During the final year of the World War II, the Institute was protected by the International Red Cross, so the buildings and the entire equipment had been saved from the destructions of war.
Between 1945 and 1962 the profile of the Institute was expanded by bacteriological, pathophysiological and pharmacological research. During this period the new method of the artificial propagation of carp (Cyprinus carpio ) was worked out that has been used all over the world since then and during the same period the method of large-scale algae production was patented.
From 1962, a strong and effective comparative neurobiological research unite was organized with exemplary co-operation in electrophysiology, biochemistry and histology, but Balaton research had been neglected for a while.

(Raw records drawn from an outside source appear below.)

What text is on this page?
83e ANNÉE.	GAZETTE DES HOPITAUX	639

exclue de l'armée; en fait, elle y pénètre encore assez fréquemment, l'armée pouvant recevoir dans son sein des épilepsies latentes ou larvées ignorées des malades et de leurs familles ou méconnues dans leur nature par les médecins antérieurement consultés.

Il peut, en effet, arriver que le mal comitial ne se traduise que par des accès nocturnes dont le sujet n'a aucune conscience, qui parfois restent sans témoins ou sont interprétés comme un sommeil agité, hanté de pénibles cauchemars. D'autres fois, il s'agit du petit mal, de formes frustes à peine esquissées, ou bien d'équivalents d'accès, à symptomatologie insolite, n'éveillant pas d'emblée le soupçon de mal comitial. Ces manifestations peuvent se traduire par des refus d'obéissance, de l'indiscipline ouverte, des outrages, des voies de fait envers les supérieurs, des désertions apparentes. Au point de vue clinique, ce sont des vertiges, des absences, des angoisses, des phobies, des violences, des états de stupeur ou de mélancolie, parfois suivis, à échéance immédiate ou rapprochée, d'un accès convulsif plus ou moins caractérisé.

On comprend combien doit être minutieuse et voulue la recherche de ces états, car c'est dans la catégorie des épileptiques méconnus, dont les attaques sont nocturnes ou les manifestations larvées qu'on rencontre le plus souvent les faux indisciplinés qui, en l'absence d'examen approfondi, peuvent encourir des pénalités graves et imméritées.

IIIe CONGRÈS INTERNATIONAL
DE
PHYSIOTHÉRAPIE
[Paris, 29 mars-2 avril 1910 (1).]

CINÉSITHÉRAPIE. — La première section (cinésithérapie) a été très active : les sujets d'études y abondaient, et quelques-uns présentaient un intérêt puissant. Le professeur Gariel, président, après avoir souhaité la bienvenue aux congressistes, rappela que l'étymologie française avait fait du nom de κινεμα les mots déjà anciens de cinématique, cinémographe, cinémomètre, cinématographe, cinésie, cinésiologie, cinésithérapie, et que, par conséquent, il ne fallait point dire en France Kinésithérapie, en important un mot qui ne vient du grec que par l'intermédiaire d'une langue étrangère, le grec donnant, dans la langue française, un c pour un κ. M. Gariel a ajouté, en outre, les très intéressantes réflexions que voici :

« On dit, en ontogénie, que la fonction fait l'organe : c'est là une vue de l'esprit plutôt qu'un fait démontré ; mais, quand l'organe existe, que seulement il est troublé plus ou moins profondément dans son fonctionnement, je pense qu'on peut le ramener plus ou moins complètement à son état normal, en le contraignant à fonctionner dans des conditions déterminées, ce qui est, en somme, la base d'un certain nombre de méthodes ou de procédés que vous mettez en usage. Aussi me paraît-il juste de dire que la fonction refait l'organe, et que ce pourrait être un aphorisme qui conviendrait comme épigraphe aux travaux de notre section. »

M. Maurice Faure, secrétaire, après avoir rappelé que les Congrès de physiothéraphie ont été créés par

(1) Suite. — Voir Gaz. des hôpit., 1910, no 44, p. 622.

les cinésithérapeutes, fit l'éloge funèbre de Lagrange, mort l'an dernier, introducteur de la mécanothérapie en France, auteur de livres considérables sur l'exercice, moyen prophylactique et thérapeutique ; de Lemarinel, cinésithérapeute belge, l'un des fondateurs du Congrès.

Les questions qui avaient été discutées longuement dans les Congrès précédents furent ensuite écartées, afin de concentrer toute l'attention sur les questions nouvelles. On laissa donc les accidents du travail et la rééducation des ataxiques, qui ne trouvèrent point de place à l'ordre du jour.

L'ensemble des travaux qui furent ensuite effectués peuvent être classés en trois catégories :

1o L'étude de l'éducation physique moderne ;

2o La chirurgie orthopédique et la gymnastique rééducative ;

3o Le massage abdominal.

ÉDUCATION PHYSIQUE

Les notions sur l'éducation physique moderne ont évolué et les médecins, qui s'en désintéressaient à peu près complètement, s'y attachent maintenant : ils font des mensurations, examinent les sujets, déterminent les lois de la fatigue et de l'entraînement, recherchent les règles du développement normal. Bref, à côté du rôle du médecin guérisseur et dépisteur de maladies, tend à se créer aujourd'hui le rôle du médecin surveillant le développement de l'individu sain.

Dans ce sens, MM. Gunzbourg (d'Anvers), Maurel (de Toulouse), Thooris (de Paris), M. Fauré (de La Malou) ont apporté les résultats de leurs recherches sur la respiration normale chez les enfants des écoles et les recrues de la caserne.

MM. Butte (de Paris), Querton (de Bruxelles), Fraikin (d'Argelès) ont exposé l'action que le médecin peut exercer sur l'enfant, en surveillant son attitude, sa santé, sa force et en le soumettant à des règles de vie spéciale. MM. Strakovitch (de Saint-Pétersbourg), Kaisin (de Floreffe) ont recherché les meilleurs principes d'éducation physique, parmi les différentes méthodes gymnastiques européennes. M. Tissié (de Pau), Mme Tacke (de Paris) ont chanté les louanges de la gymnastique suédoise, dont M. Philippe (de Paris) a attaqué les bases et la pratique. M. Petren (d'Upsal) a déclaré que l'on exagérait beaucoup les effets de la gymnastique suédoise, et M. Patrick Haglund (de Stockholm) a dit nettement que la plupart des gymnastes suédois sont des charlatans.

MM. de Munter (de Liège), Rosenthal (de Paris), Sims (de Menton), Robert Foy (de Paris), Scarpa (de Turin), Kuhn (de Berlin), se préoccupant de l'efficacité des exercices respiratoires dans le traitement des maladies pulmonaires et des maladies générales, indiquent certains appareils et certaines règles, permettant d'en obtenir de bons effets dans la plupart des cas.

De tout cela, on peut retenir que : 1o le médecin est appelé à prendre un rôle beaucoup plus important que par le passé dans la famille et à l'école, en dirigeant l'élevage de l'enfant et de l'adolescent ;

Between 1965 and 1975 due to the massive fish kill, reed decay and the dramatic deterioration of water quality of Lake Balaton, various government programs were initiated to save the lake. This has prompted the Hungarian Academy of Sciences to re-establish hydrobiology as the institute’s main profile, and to emphasize this the Institute’s name was changed to “Balaton Limnological Research Institute" in 1982. Researchers at the institute established the scientific foundations of the reversal of lake eutrophication. They explored the causes of reed decay and fish mortalities, the dynamics of the spread of invasive species and possible options to fight them. Researchers found the causes of mass algae production, and developed the scientific basis for government actions and the monitoring through the three combined aspects of field observations, laboratory experiments and modelling. The institute's limnologists also have significant expertise in institutional aquatic and biodiversity protection activities coordinated by the European Union and the United Nations.
From 1st January 2012 the Balaton Limnological Institute has become part of the Centre of Ecological Research, in close cooperation with the Danube Research Institute, the Institute of Ecology and Botany and the Institute of Evolution. The institute and the Centre for Ecology Ecological Research were transferred to the Eötvös Loránd Research Network from 1 August 2019.
From 1st April 2021 the Balatoni Limnológiai Research Institute operates again as an autonomic institute within Eötvös Loránd Research Network.